Having started with that shock of a sentence – the novel is here – the narrative runs along two separate but ultimately colliding lines: one follows Megan’s journey towards home from London, but follows it simultaneously backwards, beginning when she notices a young man who might (or might not) be looking at her from an adjoining carriage, back through her growing suspicion that she might have seen him before. Was he on the platform when Tambo was seeing her off from London? Had she seen him earlier in the day spying on their liaison, a lovers’ tryst in an anonymous ‘grace and favour’ flat with champagne in the fridge and upmarket meals in the freezeer, all thoughts of a matinee performance of that film about the Kennedy assassination abandoned.
Running an uneven parallel, is the discovery of Megan’s body in the otherwise deserted car park and the police investigation that followed.
“Megan was on her side and he crouched down close, noticing the concentration of blood high on her yellow sweater. Her eyes were shut. She lay on a paperback encyclopedia she had bought, so her body was slightly raised at the hips, though her right cheek rested flat on the ground. There were small black stones in her hair. At that stage he did not speak. At that stage he was capable and followed routine and training. He behaved like a policeman and like a compos mentis husband. Taking her left wrist he felt for a pulse and thought, yes, far off, very slow and slowing more, even in the few moments he held her. He tried for a neck pulse, too, but could find nothing there. He hurried back to the Granada, opened the rear door and swept all the junk off the back seat except for an old sweater. Then he picked up Megan and carried her to it, laying her down still on her side, her head supported by the folded sweater. One thing about the Granada – most women could stretch out on the back full-length. He had already known that. All the same, he closed the door gingerly so as not to catch her, then drove.”
“He had already known that” – for all the specificity and seriousness of the paragraph, no way Harpur is going to allowed full-on heroic mode without just the one little dig. Somewhere, maybe, a sense of tit for tat?
At the funeral, secular and organised with ‘suitable’ readings by one Avril Cater from Megan’s fortnightly book group (almost too easy a target for Jim’s humour) Hazel, the oldest daughter, gives powerful vent to her feelings …
“What I’ve got, Avril, or had, is a couple of parents who couldn’t care a monkey’s about all the usual marriage things like loyalty, but who stayed together, slept together – etcetera, presumably – went to cocktail parties and might have had Christmas dinner off Irish linen, all as happy as could be, it seemed. So, any wonder if, as one of their kids, I’m knocked sideways, don’t know for sure what’s what, start wondering what is there that’s solid and real? Maybe it’s religion. So, God’s a myth. A decent myth might be an advance – more substantial than anything round here. For instance, when she went on these London trips did she ever ask one of you lot to go with her, the objectives being allegedly so arty? ‘But you must come, Avril, Maurice, Geraldine. We’ll have such a rave at Titus Andronicus in the park, or JFK.”

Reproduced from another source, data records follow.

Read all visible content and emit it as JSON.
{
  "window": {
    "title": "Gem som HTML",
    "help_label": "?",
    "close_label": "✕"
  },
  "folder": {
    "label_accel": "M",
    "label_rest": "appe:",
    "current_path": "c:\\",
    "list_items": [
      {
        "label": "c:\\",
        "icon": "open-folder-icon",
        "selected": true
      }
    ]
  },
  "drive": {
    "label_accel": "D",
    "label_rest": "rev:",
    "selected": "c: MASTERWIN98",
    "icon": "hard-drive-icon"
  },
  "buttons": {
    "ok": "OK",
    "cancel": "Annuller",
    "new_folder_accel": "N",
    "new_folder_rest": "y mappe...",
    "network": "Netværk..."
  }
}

Avril said: “I would trust Megan to …”
“Go after what she wanted. Solo. So would I,” Hazel replied. “And I’d trust Dad to do the same. Both ungovernable, unprincipled, unrumbled. Where does that leave me? How do we deal with them at school when they say my mother got what she asked for, shagging around by Inner City?”
There is, of course, no answer. Harpur being deemed too close, Isles takes charge of the investigation into what is a seemingly motiveless killing, though rumours of revenge begin to filter through the labyrinth of underworld informers and grasses; against orders, Harpur does some investigating of his own, as does Hazel, possibly putting her own life in danger.
It ends with Christmas celebrations in the Isles household; Harpur sneaks upstairs for a quickie with Isles’ wife. The body of a young man resembling the description of Megan’s killer has been found, violently put to death. There was port on the table and the goose looked huge and magnificently golden.